Saranno tutti contenti, credo. A breve, tra pochissimi minuti, tornerà in onda una trasmissione storica della televisione italiana, ossia Novantesimo Minuto.
Abbiamo corso un rischio colossale, ossia quello di non vederlo più per un altro po' di tempo. Ma alla fine tutto s'aggiusta, e si torna all'antico. E Novantesimo sia.
Come se fosse sempre lo stesso modo di concepire il calcio. Una volta, e parlo di parecchi anni fa, il calcio era ancora uno sport che muoveva più appassionati e meno soldi. Una volta c'erano sedici squadre in serie A, e venti in serie B, che giocavano fra di loro, tutte alla stessa ora, e tutte allo stesso giorno. I campionati iniziavano sempre in questo periodo, e, dato che era molto caldo, le partite si giocavano tutte alle 16. Poi, a mano a mano che la stagione andava avanti, si arrivava a far cominciare le partite alle 14.30. Ed era il sintomo che si era ormai entrati in inverno. Mentre il segnale più evidente che si stava andando verso la bella stagione era dato dallo spostamento in avanti dell'inizio delle partite, ovvero alle 15.

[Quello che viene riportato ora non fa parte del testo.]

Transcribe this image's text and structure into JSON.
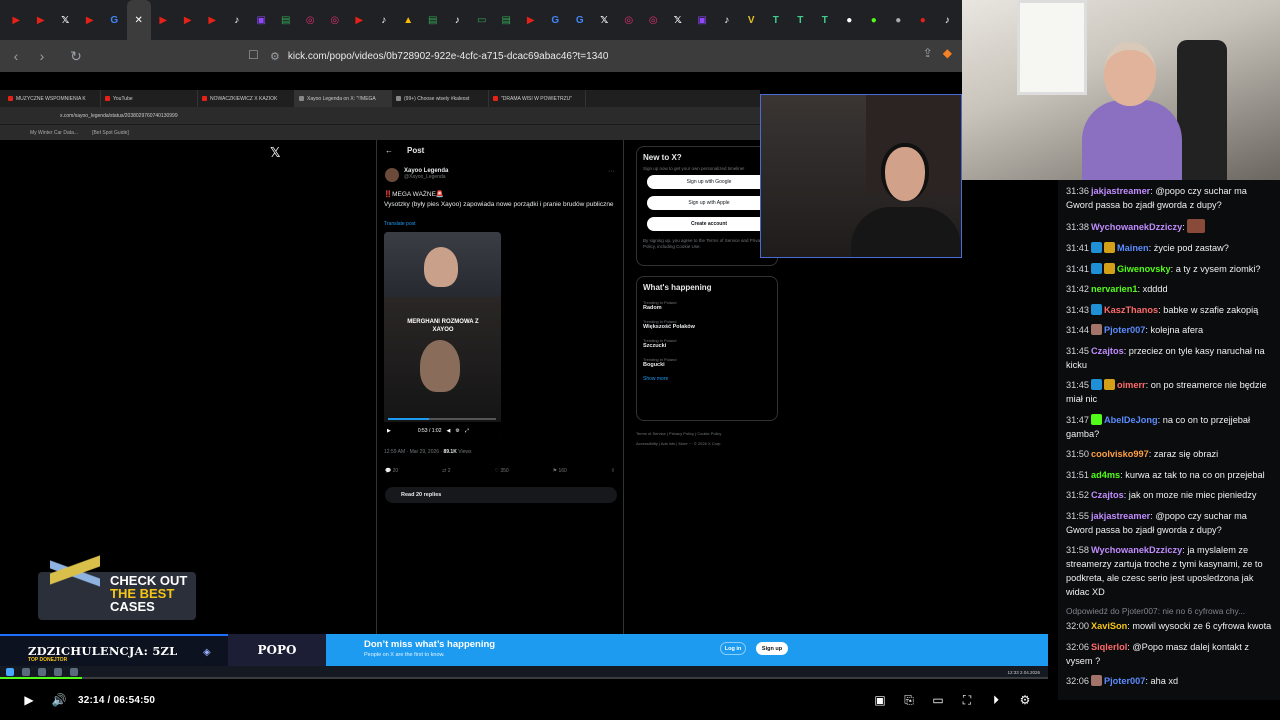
{
  "browser": {
    "url": "kick.com/popo/videos/0b728902-922e-4cfc-a715-dcac69abac46?t=1340",
    "tab_icons": [
      {
        "name": "tab-favicon",
        "color": "#e62117",
        "glyph": "▶"
      },
      {
        "name": "tab-favicon",
        "color": "#e62117",
        "glyph": "▶"
      },
      {
        "name": "x-icon",
        "color": "#ffffff",
        "glyph": "𝕏"
      },
      {
        "name": "youtube-icon",
        "color": "#e62117",
        "glyph": "▶"
      },
      {
        "name": "google-icon",
        "color": "#4285f4",
        "glyph": "G"
      },
      {
        "name": "close-icon",
        "color": "#ffffff",
        "glyph": "✕"
      },
      {
        "name": "tab-favicon",
        "color": "#e62117",
        "glyph": "▶"
      },
      {
        "name": "youtube-icon",
        "color": "#e62117",
        "glyph": "▶"
      },
      {
        "name": "youtube-icon",
        "color": "#e62117",
        "glyph": "▶"
      },
      {
        "name": "tiktok-icon",
        "color": "#ffffff",
        "glyph": "♪"
      },
      {
        "name": "twitch-icon",
        "color": "#9146ff",
        "glyph": "▣"
      },
      {
        "name": "sheets-icon",
        "color": "#34a853",
        "glyph": "▤"
      },
      {
        "name": "instagram-icon",
        "color": "#e1306c",
        "glyph": "◎"
      },
      {
        "name": "instagram-icon",
        "color": "#e1306c",
        "glyph": "◎"
      },
      {
        "name": "youtube-icon",
        "color": "#e62117",
        "glyph": "▶"
      },
      {
        "name": "tiktok-icon",
        "color": "#ffffff",
        "glyph": "♪"
      },
      {
        "name": "drive-icon",
        "color": "#fbbc04",
        "glyph": "▲"
      },
      {
        "name": "sheets-icon",
        "color": "#34a853",
        "glyph": "▤"
      },
      {
        "name": "tiktok-icon",
        "color": "#ffffff",
        "glyph": "♪"
      },
      {
        "name": "tab-favicon",
        "color": "#34a853",
        "glyph": "▭"
      },
      {
        "name": "sheets-icon",
        "color": "#34a853",
        "glyph": "▤"
      },
      {
        "name": "youtube-icon",
        "color": "#e62117",
        "glyph": "▶"
      },
      {
        "name": "google-icon",
        "color": "#4285f4",
        "glyph": "G"
      },
      {
        "name": "google-icon",
        "color": "#4285f4",
        "glyph": "G"
      },
      {
        "name": "x-icon",
        "color": "#ffffff",
        "glyph": "𝕏"
      },
      {
        "name": "instagram-icon",
        "color": "#e1306c",
        "glyph": "◎"
      },
      {
        "name": "instagram-icon",
        "color": "#e1306c",
        "glyph": "◎"
      },
      {
        "name": "x-icon",
        "color": "#ffffff",
        "glyph": "𝕏"
      },
      {
        "name": "twitch-icon",
        "color": "#9146ff",
        "glyph": "▣"
      },
      {
        "name": "tiktok-icon",
        "color": "#ffffff",
        "glyph": "♪"
      },
      {
        "name": "tab-favicon",
        "color": "#e6c229",
        "glyph": "V"
      },
      {
        "name": "tab-favicon",
        "color": "#3ecf8e",
        "glyph": "T"
      },
      {
        "name": "tab-favicon",
        "color": "#3ecf8e",
        "glyph": "T"
      },
      {
        "name": "tab-favicon",
        "color": "#3ecf8e",
        "glyph": "T"
      },
      {
        "name": "tab-favicon",
        "color": "#ffffff",
        "glyph": "●"
      },
      {
        "name": "tab-favicon",
        "color": "#53fc18",
        "glyph": "●"
      },
      {
        "name": "tab-favicon",
        "color": "#aaaaaa",
        "glyph": "●"
      },
      {
        "name": "tab-favicon",
        "color": "#e62117",
        "glyph": "●"
      },
      {
        "name": "tiktok-icon",
        "color": "#ffffff",
        "glyph": "♪"
      }
    ]
  },
  "inner_browser": {
    "tabs": [
      "MUZYCZNE WSPOMNIENIA K",
      "YouTube",
      "NOWACZKIEWICZ X KAZIOK",
      "Xayoo Legenda on X: \"!!MEGA",
      "(99+) Choose wisely #kaleost",
      "\"DRAMA WISI W POWIETRZU\""
    ],
    "url": "x.com/xayoo_legenda/status/2038029760740130999",
    "bookmarks": [
      "My Winter Car Data...",
      "[Bet Spot Guide]"
    ]
  },
  "x_post": {
    "header": "Post",
    "author_name": "Xayoo Legenda",
    "author_handle": "@Xayoo_Legenda",
    "line1": "‼️MEGA WAŻNE🚨",
    "line2": "Vysotzky (były pies Xayoo) zapowiada nowe porządki i pranie brudów publiczne",
    "translate": "Translate post",
    "video_title": "MERGHANI ROZMOWA Z XAYOO",
    "video_time": "0:53 / 1:02",
    "video_progress": 0.38,
    "meta_time": "12:59 AM · Mar 29, 2026 ·",
    "meta_views": "89.1K",
    "meta_views_label": "Views",
    "actions": {
      "replies": "20",
      "reposts": "2",
      "likes": "350",
      "bookmarks": "160"
    },
    "read_replies": "Read 20 replies"
  },
  "x_sidebar": {
    "new_title": "New to X?",
    "new_sub": "Sign up now to get your own personalized timeline!",
    "google_btn": "Sign up with Google",
    "apple_btn": "Sign up with Apple",
    "create_btn": "Create account",
    "terms": "By signing up, you agree to the Terms of Service and Privacy Policy, including Cookie Use.",
    "happening_title": "What's happening",
    "trends": [
      {
        "label": "Trending in Poland",
        "name": "Radom"
      },
      {
        "label": "Trending in Poland",
        "name": "Większość Polaków"
      },
      {
        "label": "Trending in Poland",
        "name": "Szczucki"
      },
      {
        "label": "Trending in Poland",
        "name": "Bogucki"
      }
    ],
    "show_more": "Show more",
    "footer1": "Terms of Service  |  Privacy Policy  |  Cookie Policy",
    "footer2": "Accessibility  |  Ads info  |  More ···  © 2026 X Corp."
  },
  "overlays": {
    "cases_line1": "CHECK OUT",
    "cases_line2": "THE BEST",
    "cases_line3": "CASES",
    "donator_name": "ZDZICHULENCJA: 5ZL",
    "donator_sub": "TOP DONEJTOR",
    "streamer": "POPO",
    "x_banner_title": "Don’t miss what’s happening",
    "x_banner_sub": "People on X are the first to know.",
    "x_login": "Log in",
    "x_signup": "Sign up",
    "taskbar_clock": "12:33 2.04.2026"
  },
  "chat": {
    "messages": [
      {
        "time": "31:36",
        "badges": [],
        "user": "jakjastreamer",
        "color": "#c08cff",
        "text": "@popo czy suchar ma Gword passa bo zjadł gworda z dupy?"
      },
      {
        "time": "31:38",
        "badges": [],
        "user": "WychowanekDzziczy",
        "color": "#c08cff",
        "text": "",
        "emote": true
      },
      {
        "time": "31:41",
        "badges": [
          "blue",
          "gold"
        ],
        "user": "Mainen",
        "color": "#5b8cff",
        "text": "życie pod zastaw?"
      },
      {
        "time": "31:41",
        "badges": [
          "blue",
          "gold"
        ],
        "user": "Giwenovsky",
        "color": "#53fc18",
        "text": "a ty z vysem ziomki?"
      },
      {
        "time": "31:42",
        "badges": [],
        "user": "nervarien1",
        "color": "#53fc18",
        "text": "xdddd"
      },
      {
        "time": "31:43",
        "badges": [
          "blue"
        ],
        "user": "KaszThanos",
        "color": "#ff6b6b",
        "text": "babke w szafie zakopią"
      },
      {
        "time": "31:44",
        "badges": [
          "img"
        ],
        "user": "Pjoter007",
        "color": "#5b8cff",
        "text": "kolejna afera"
      },
      {
        "time": "31:45",
        "badges": [],
        "user": "Czajtos",
        "color": "#c08cff",
        "text": "przeciez on tyle kasy naruchał na kicku"
      },
      {
        "time": "31:45",
        "badges": [
          "blue",
          "gold"
        ],
        "user": "oimerr",
        "color": "#ff6b6b",
        "text": "on po streamerce nie będzie miał nic"
      },
      {
        "time": "31:47",
        "badges": [
          "green"
        ],
        "user": "AbelDeJong",
        "color": "#5b8cff",
        "text": "na co on to przejjebał gamba?"
      },
      {
        "time": "31:50",
        "badges": [],
        "user": "coolvisko997",
        "color": "#ff9f43",
        "text": "zaraz się obrazi"
      },
      {
        "time": "31:51",
        "badges": [],
        "user": "ad4ms",
        "color": "#53fc18",
        "text": "kurwa az tak to na co on przejebal"
      },
      {
        "time": "31:52",
        "badges": [],
        "user": "Czajtos",
        "color": "#c08cff",
        "text": "jak on moze nie miec pieniedzy"
      },
      {
        "time": "31:55",
        "badges": [],
        "user": "jakjastreamer",
        "color": "#c08cff",
        "text": "@popo czy suchar ma Gword passa bo zjadł gworda z dupy?"
      },
      {
        "time": "31:58",
        "badges": [],
        "user": "WychowanekDzziczy",
        "color": "#c08cff",
        "text": "ja myslalem ze streamerzy zartuja troche z tymi kasynami, ze to podkreta, ale czesc serio jest uposledzona jak widac XD"
      },
      {
        "reply": "Odpowiedź do Pjoter007: nie no 6 cyfrowa chy..."
      },
      {
        "time": "32:00",
        "badges": [],
        "user": "XaviSon",
        "color": "#f5c518",
        "text": "mowil wysocki ze 6 cyfrowa kwota"
      },
      {
        "time": "32:06",
        "badges": [],
        "user": "Siqlerlol",
        "color": "#ff6b6b",
        "text": "@Popo masz dalej kontakt z vysem ?"
      },
      {
        "time": "32:06",
        "badges": [
          "img"
        ],
        "user": "Pjoter007",
        "color": "#5b8cff",
        "text": "aha xd"
      }
    ]
  },
  "player": {
    "time": "32:14 / 06:54:50",
    "progress": 0.078,
    "accent": "#53fc18"
  }
}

Era un tempo in cui le squadre scendevano in campo con giocatori tutti italiani, o, al massimo e negli ultimi periodi, con non più di tre stranieri schierati o in panchina. Non c'era la ricerca affannosa di improbabili parenti, bisnonni o biscugini italiani o comunitari: se uno era nato a Rio de Janeiro era brasiliano, se era nato a Buenos Aires era argentino. Quindi erano stranieri, anche se si chiamavano Mario Rossi o in qualsiasi altro nome simil-italiano.
E i giocatori che scendevano in campo avevano le maglie numerate rigorosamente dal numero 1 al numero 11. Il portiere era il numero 1, l'attaccante aveva il 9 o l'11, il libero era il 6: impossibile vedere il 99, il numero 80, o vedere un tale in porta con maglione sgargiante e guantoni che avesse sulle spalle il numero 14. Ed in panchina c'erano solo 4 alri giocatori: portiere di riserva, rigorosamente con il numero 12, più altri 3.

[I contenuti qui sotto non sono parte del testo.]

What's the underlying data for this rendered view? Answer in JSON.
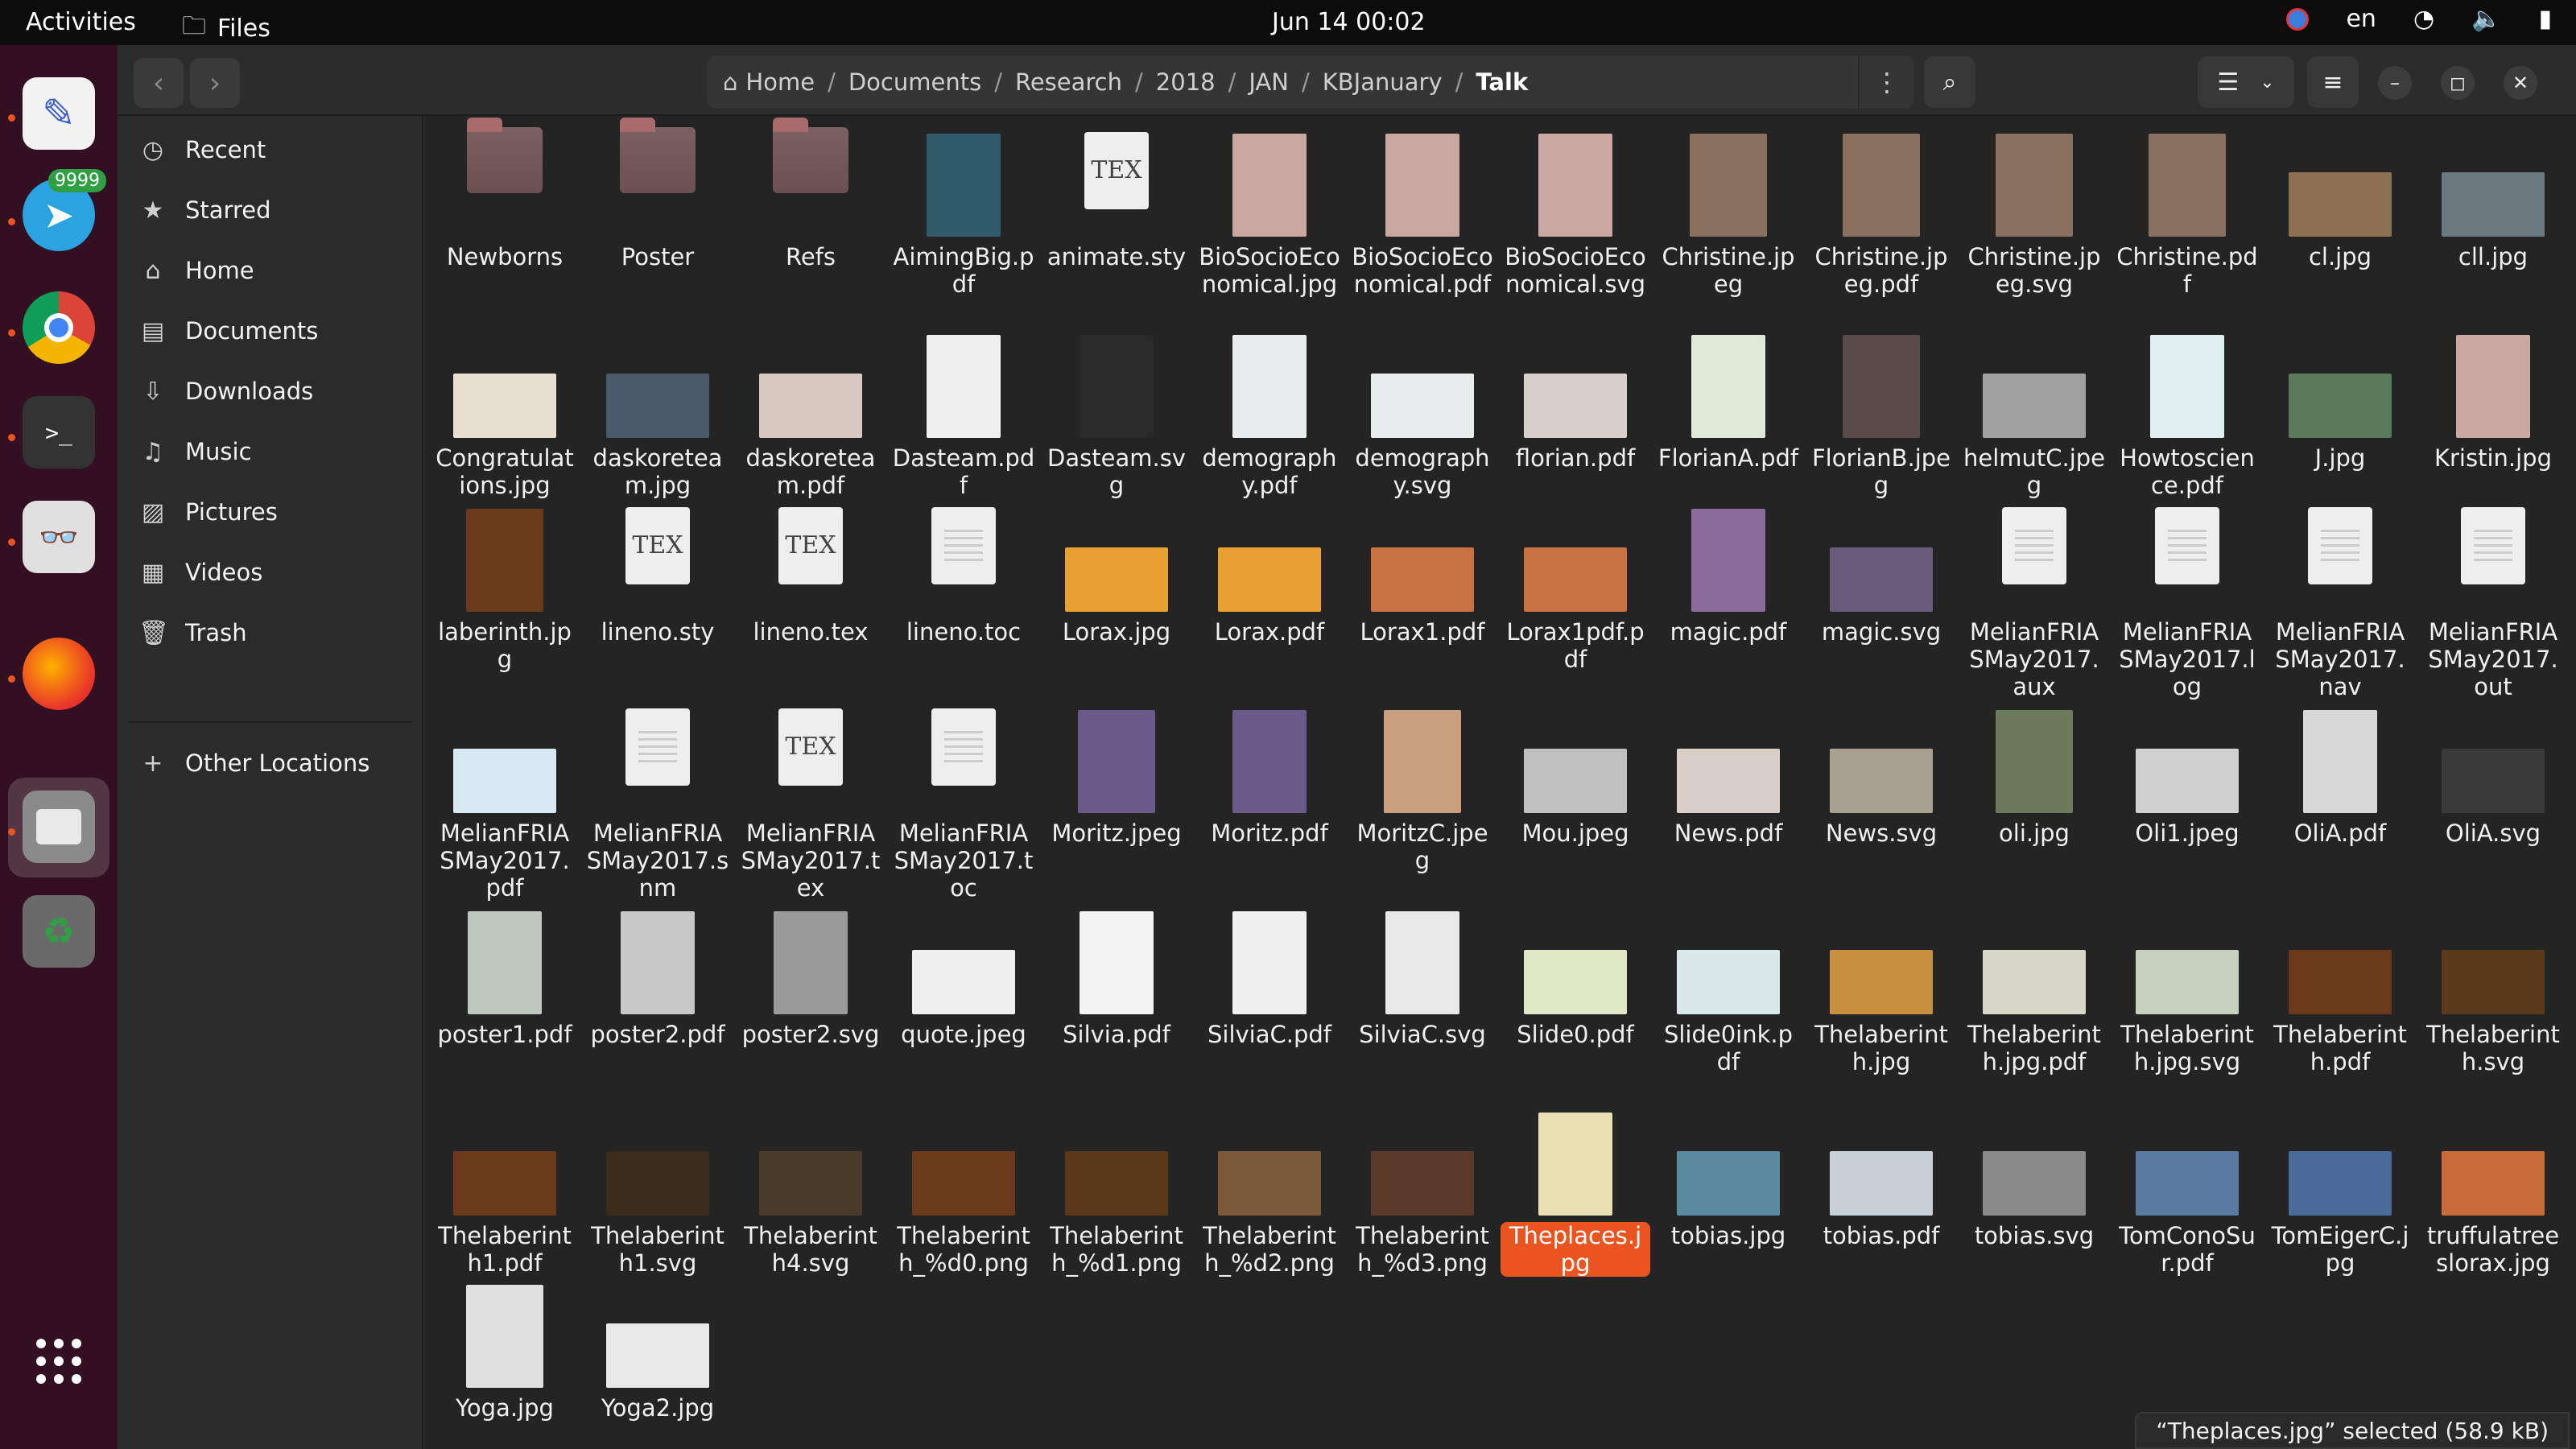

Non c'erano procuratori, società di procuratori, o roba simile. Se c'erano, non erano coloro che tenevano in pugno le società, con ricatti continui: non andavano a chiedere "il ritocchino dell'ingaggio" dopo una sola stagione. I contratti venivano rispettati, punto e basta. E riduscussi solo alla fine.
Non c'erano posticipi, anticipi e posticipi degli anticipi. Le coppe europee si giocavano rigorosamente al mercoledì, e solo tre squadre per nazione potevano disputarle: chi aveva vinto il campionato giocava la Coppa dei Campiono, i classificati dal secondo al quinto posto andavano in coppa Uefa, la vincente della coppa Italia andava a giocare la Coppa delle Coppe.
Non c'erano decoder satellitari, decoder digitali terrestri, tessere di improbabili emittenti ex-porno da comprare, e successivamente maledire per la copertura del segnale. Non c'erano commenti dopo gara in diretta, non c'era niente.
Tutti giravano per le strade con la radiolina sintonizzata su Tutto il calcio minuto per minuto, seguendo le mitiche voci di Enrico Ameri, Sandro Ciotti, Alfredo Provenzali, Roberto Bortoluzzi, aspettando di sentire qualcuno dire la famosa frase "Scusa Ameri...", il che significava che un risultato stava cambiando. E si aspettava, impazienti, che Ezio Luzzi passasse finalmente la linea allo studio, e riducesse, e parecchio, il racconto sull'unico campo di serie B collegato.
E poi, alla sera, il rito: Novantesimo Minuto. Con Paolo Valenti che dirigeva l'orchestra composta dai vari Giorgio Bubba, Gianni Vasino, Franco Strippoli, Tonino Carino, Marcelli Giannini. E in quella mezz'ora si vedevano tutte le partite, tutti i gol, tutte le azioni salienti. Mentre per l'approfondimento c'era la Domenica Sportiva, dopo le dieci di sera, che raccontava meglio le partite, tutte le partite e non solo quelle delle squadre che fanno più "odiens".
Tempi che furono. Tempi passati. Novantesimo c'è sempre. Mancano i personaggi di una volta, ma l'etichetta c'è ancora. Così come c'è sempre Tutto il calcio.
Solo che è cambiato, e profondamente il calcio: non è più uno sport, ma è una macchina da soldi.